What the Colts have been doing is completely dishonorable. As Tim Cowlishaw pointed out on Around the Horn, the Texans lost two games to Indianapolis because Peyton Manning played well in the fourth quarter. Now, the Texans are going to miss the playoffs because the Jets beat a Colts team that didn’t have Manning in the fourth quarter. How is this remotely fair? Polian’s decision ruined the integrity of the game. He needs to be punished for this.

Roger Goodell needs to institute a new rule that a team needs to play its starters if there are playoff implications involved. In fact, Indianapolis should be stripped of a mid-round pick for their decision. If you try to pull something like this in a fantasy league, you wouldn’t be invited back, right?





Fantasy Implications

When Manning told Nichols that he would play as long as the game was “competitive” and “close,” fantasy owners inserted Manning, Wayne and Clark into their fantasy lineups. This cost thousands of fantasy owners a championship, screwing everyone who had a great year and reached the title game.

People may shrug this off and ask, “Who cares about fantasy?”

A simple answer: EVERY SINGLE PERSON INVOLVED IN THE NFL.

Why is the NFL so popular? How are these players and coaches able to make so much money? It’s all because of fantasy football and gambling. If it weren’t for those two things, the NFL would just be a niche sport like it was back in the 80s and early 90s. It wouldn’t have grown into the behemoth it is today. Polian should be thanking fantasy football; not screwing his paying customers.

Seriously, can you come up with another business model that can get away with doing something like this? You don’t bite the hand that feeds you, and that’s exactly what the Colts did when they sat their starters.

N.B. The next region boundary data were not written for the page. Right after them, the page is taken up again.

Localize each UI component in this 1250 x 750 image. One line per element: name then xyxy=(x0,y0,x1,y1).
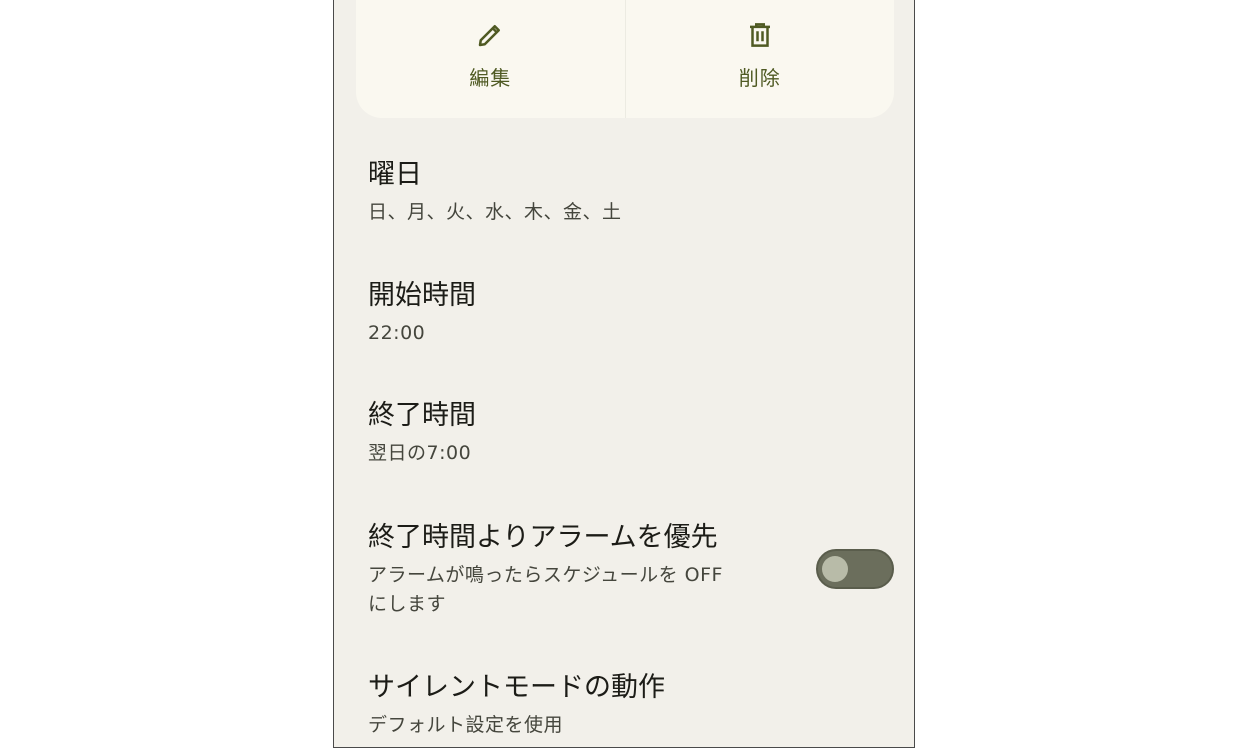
edit-button[interactable]: 編集 xyxy=(356,0,625,118)
alarm-priority-setting[interactable]: 終了時間よりアラームを優先 アラームが鳴ったらスケジュールを OFF にします xyxy=(368,521,892,619)
setting-subtitle: 日、月、火、水、木、金、土 xyxy=(368,201,622,223)
action-card: 編集 削除 xyxy=(356,0,894,118)
trash-icon xyxy=(749,23,770,47)
setting-title: 終了時間よりアラームを優先 xyxy=(368,522,718,553)
setting-subtitle: アラームが鳴ったらスケジュールを OFF にします xyxy=(368,564,723,615)
alarm-priority-toggle[interactable] xyxy=(816,549,894,589)
silent-mode-setting[interactable]: サイレントモードの動作 デフォルト設定を使用 xyxy=(368,671,892,740)
edit-label: 編集 xyxy=(469,66,512,90)
setting-title: 開始時間 xyxy=(368,280,476,311)
start-time-setting[interactable]: 開始時間 22:00 xyxy=(368,279,892,348)
end-time-setting[interactable]: 終了時間 翌日の7:00 xyxy=(368,399,892,468)
toggle-knob xyxy=(822,556,848,582)
setting-title: 曜日 xyxy=(368,159,422,190)
delete-label: 削除 xyxy=(738,66,781,90)
setting-subtitle: デフォルト設定を使用 xyxy=(368,714,564,736)
setting-title: 終了時間 xyxy=(368,400,476,431)
delete-button[interactable]: 削除 xyxy=(626,0,895,118)
phone-screen: 編集 削除 曜日 日、月、火、水、木、金、土 開始時間 22:00 終了時間 翌… xyxy=(333,0,915,748)
pencil-icon xyxy=(479,25,501,47)
setting-subtitle: 22:00 xyxy=(368,322,426,344)
setting-title: サイレントモードの動作 xyxy=(368,672,665,703)
setting-subtitle: 翌日の7:00 xyxy=(368,442,472,464)
weekday-setting[interactable]: 曜日 日、月、火、水、木、金、土 xyxy=(368,158,892,227)
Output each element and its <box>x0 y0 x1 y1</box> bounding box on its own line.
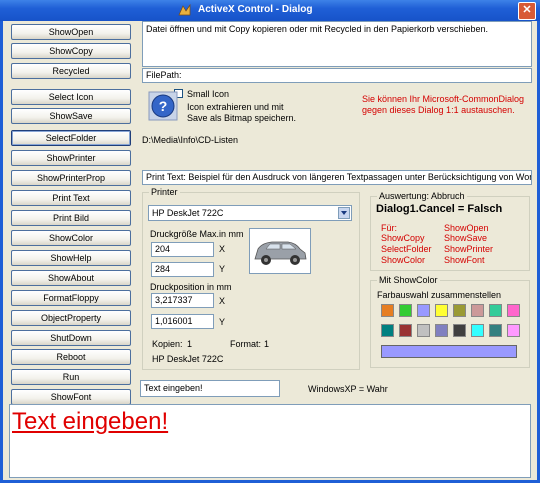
color-swatch[interactable] <box>453 324 466 337</box>
red-note-line1: Sie können Ihr Microsoft-CommonDialog <box>362 94 525 104</box>
color-swatch[interactable] <box>471 304 484 317</box>
color-swatch[interactable] <box>399 304 412 317</box>
showabout-button[interactable]: ShowAbout <box>11 270 131 286</box>
copies-value: 1 <box>187 339 193 349</box>
color-swatch[interactable] <box>507 324 520 337</box>
result-item: ShowOpen <box>444 223 489 233</box>
showcopy-button[interactable]: ShowCopy <box>11 43 131 59</box>
printer-select-value: HP DeskJet 722C <box>152 208 224 218</box>
chevron-down-icon[interactable] <box>338 207 350 219</box>
position-x-field[interactable]: 3,217337 <box>151 293 214 308</box>
color-swatch[interactable] <box>417 324 430 337</box>
position-y-label: Y <box>219 317 226 327</box>
svg-text:?: ? <box>159 98 168 114</box>
position-label: Druckposition in mm <box>150 282 232 292</box>
icon-desc-line1: Icon extrahieren und mit <box>187 102 284 112</box>
result-item: SelectFolder <box>381 244 432 254</box>
fuer-label: Für: <box>381 223 398 233</box>
color-swatch[interactable] <box>381 324 394 337</box>
size-x-label: X <box>219 244 226 254</box>
result-item: ShowPrinter <box>444 244 494 254</box>
result-item: ShowColor <box>381 255 426 265</box>
showprinter-button[interactable]: ShowPrinter <box>11 150 131 166</box>
icon-desc-line2: Save als Bitmap speichern. <box>187 113 297 123</box>
run-button[interactable]: Run <box>11 369 131 385</box>
title-bar: ActiveX Control - Dialog ✕ <box>0 0 540 21</box>
size-x-field[interactable]: 204 <box>151 242 214 257</box>
info-text-box[interactable]: Datei öffnen und mit Copy kopieren oder … <box>142 21 532 67</box>
color-swatch[interactable] <box>489 324 502 337</box>
format-value: 1 <box>264 339 270 349</box>
reboot-button[interactable]: Reboot <box>11 349 131 365</box>
result-item: ShowSave <box>444 233 488 243</box>
close-button[interactable]: ✕ <box>518 2 536 20</box>
folder-path: D:\Media\Info\CD-Listen <box>142 135 239 145</box>
color-swatch[interactable] <box>381 304 394 317</box>
copies-label: Kopien: <box>152 339 183 349</box>
selectfolder-button[interactable]: SelectFolder <box>11 130 131 146</box>
output-text-area[interactable]: Text eingeben! <box>9 404 531 478</box>
color-swatch[interactable] <box>417 304 430 317</box>
showcolor-group-title: Mit ShowColor <box>377 275 440 285</box>
recycled-button[interactable]: Recycled <box>11 63 131 79</box>
size-y-field[interactable]: 284 <box>151 262 214 277</box>
color-swatch[interactable] <box>399 324 412 337</box>
result-item: ShowFont <box>444 255 485 265</box>
showsave-button[interactable]: ShowSave <box>11 108 131 124</box>
position-y-field[interactable]: 1,016001 <box>151 314 214 329</box>
app-icon <box>178 4 191 16</box>
showfont-button[interactable]: ShowFont <box>11 389 131 405</box>
text-input-field[interactable]: Text eingeben! <box>140 380 280 397</box>
print-text-button[interactable]: Print Text <box>11 190 131 206</box>
small-icon-label: Small Icon <box>187 89 230 99</box>
window-title: ActiveX Control - Dialog <box>198 4 313 15</box>
auswertung-group-title: Auswertung: Abbruch <box>377 191 467 201</box>
showopen-button[interactable]: ShowOpen <box>11 24 131 40</box>
print-text-field[interactable]: Print Text: Beispiel für den Ausdruck vo… <box>142 170 532 185</box>
shutdown-button[interactable]: ShutDown <box>11 330 131 346</box>
showcolor-subtitle: Farbauswahl zusammenstellen <box>377 290 502 300</box>
result-item: ShowCopy <box>381 233 425 243</box>
showprinterprop-button[interactable]: ShowPrinterProp <box>11 170 131 186</box>
objectproperty-button[interactable]: ObjectProperty <box>11 310 131 326</box>
position-x-label: X <box>219 296 226 306</box>
output-big-text: Text eingeben! <box>12 408 169 435</box>
color-swatch[interactable] <box>435 324 448 337</box>
showhelp-button[interactable]: ShowHelp <box>11 250 131 266</box>
help-question-icon: ? <box>148 91 178 121</box>
selected-color-bar <box>381 345 517 358</box>
formatfloppy-button[interactable]: FormatFloppy <box>11 290 131 306</box>
select-icon-button[interactable]: Select Icon <box>11 89 131 105</box>
color-swatch[interactable] <box>435 304 448 317</box>
printer-group-title: Printer <box>149 187 180 197</box>
color-swatch[interactable] <box>471 324 484 337</box>
filepath-field[interactable]: FilePath: <box>142 68 532 83</box>
windowsxp-status: WindowsXP = Wahr <box>308 384 388 394</box>
print-bild-button[interactable]: Print Bild <box>11 210 131 226</box>
color-swatch[interactable] <box>507 304 520 317</box>
car-image <box>249 228 311 274</box>
size-y-label: Y <box>219 264 226 274</box>
color-swatch[interactable] <box>453 304 466 317</box>
dialog-result: Dialog1.Cancel = Falsch <box>376 203 503 215</box>
printer-name: HP DeskJet 722C <box>152 354 224 364</box>
format-label: Format: <box>230 339 262 349</box>
showcolor-button[interactable]: ShowColor <box>11 230 131 246</box>
printer-select[interactable]: HP DeskJet 722C <box>148 205 352 221</box>
size-label: Druckgröße Max.in mm <box>150 229 244 239</box>
color-swatch[interactable] <box>489 304 502 317</box>
red-note-line2: gegen dieses Dialog 1:1 austauschen. <box>362 105 515 115</box>
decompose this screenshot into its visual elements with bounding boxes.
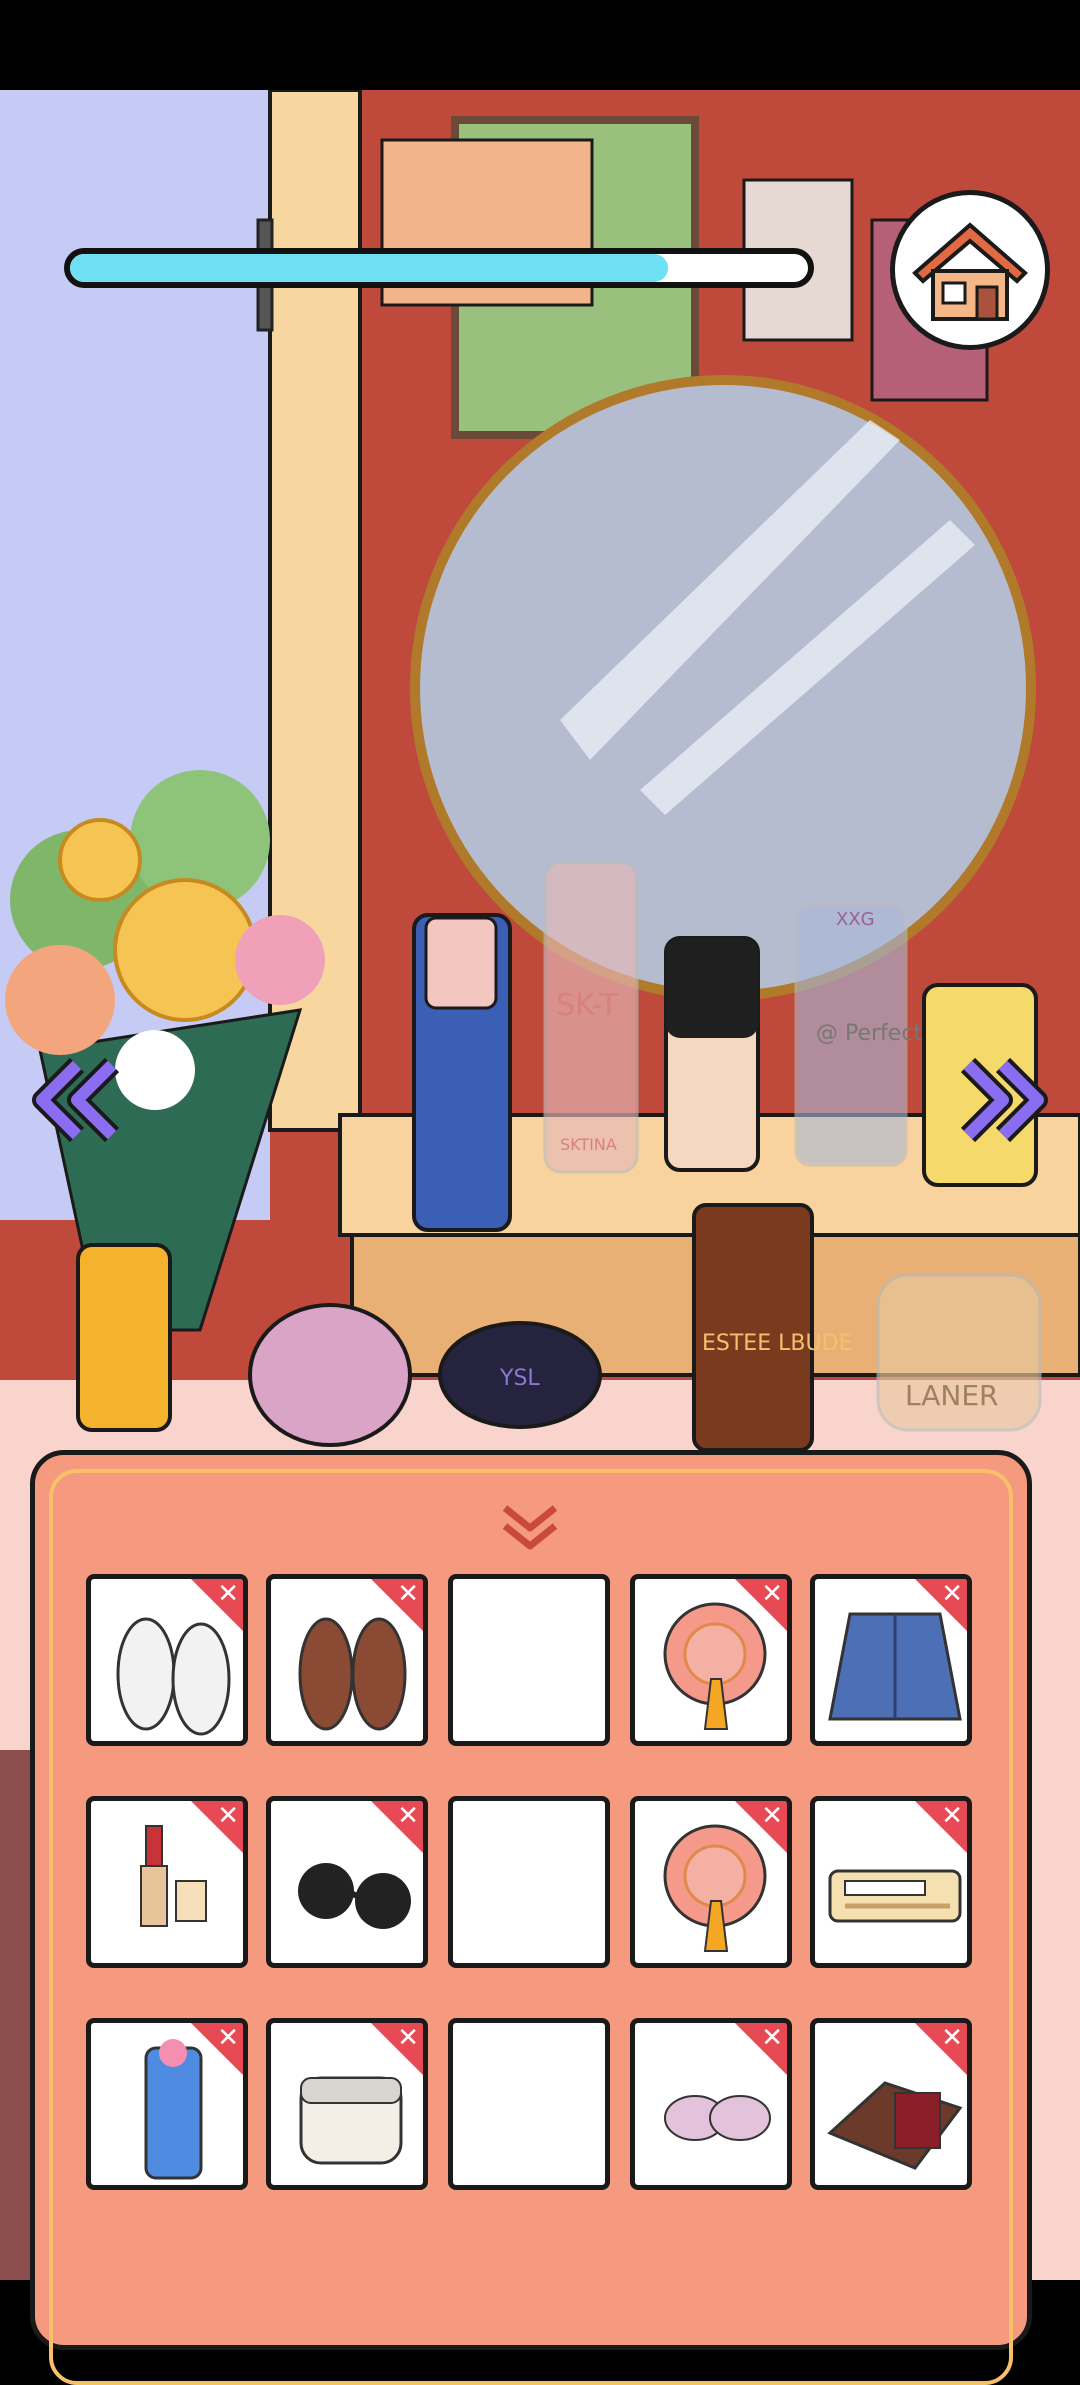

Avoiding Injury but Creating Playoff Disaster

Peyton Manning has started 191 consecutive games. He’s seldom sacked and never gets hurt. What are the chances that he suffers an injury in the final 20 minutes against the Jets? Can’t Manning or one of the other starters incur an injury during practice? If so, will Polian keep them out of practice as well?

History has shown us that playing for momentum is a much more lucrative option than going with the safe route. The only time the Colts have won the Super Bowl and evaded an early playoff exit was when they played all the way through. I don’t understand how Polian hasn’t learned from his team’s extensive history of postseason collapses.

This doesn’t just apply to Indianapolis. The following teams rested their starters in Week 17 before a playoff game. This chart, which goes back to 2002, when the divisions re-aligned, shows how each squad performed in its initial postseason contest. The asterisks denote teams that had first-round byes, like the Colts will.

2008: Titans* – Loss SU (straight up), Loss ATS (against the spread)
2008: Colts – Loss SU, Loss ATS
2007: Colts* – Loss SU, Loss ATS
2007: Jaguars – Win SU, Loss ATS
2007: Steelers – Loss SU, Win ATS
2007: Buccaneers – Loss SU, Loss ATS
2006: Eagles – Win SU, Loss ATS
2006: Saints* – Win SU, Loss ATS
2005: Colts* – Loss SU, Loss ATS
2004: Colts – Win SU, Win ATS
2004: Steelers* – Win SU, Loss ATS
2004: Chargers – Loss SU, Loss ATS
2004: Eagles* – Win SU, Win ATS
2002: 49ers – Win SU, Loss ATS
In short, teams resting their starters in Week 17 are 7-7 straight up and 3-11 against the spread in their first playoff game. You may look at that and say, “Well 7-7 straight up isn’t so bad!” Wrong. Every single team on that list, save for one, was a favorite. Going 7-7 when you’re expected to win isn’t exactly a good thing.

Manning is 7-8 in the playoffs. He’s 4-0 in the postseason when playing in Week 17 and just 3-8 when coming off rest.



The Irony

I really respect Polian as a draft guru and a general manager, but I really don’t understand how he doesn’t see that sitting his starters only leads to playoff futility.

I guess we all have a blind spot; Polian’s is just magnified because he’s in the spotlight, and his decision disgraced the honor of the game.

As Billy V. finishes in his e-mail:

It is a slap to the face of the integrity of a great sport. Credit Bill Belichick for what he did two years ago. That’s class.

I guess that’s the ultimate point – when someone uses Belichick and class in the same sentence to berate your actions, that should tell you that you made a horrible decision.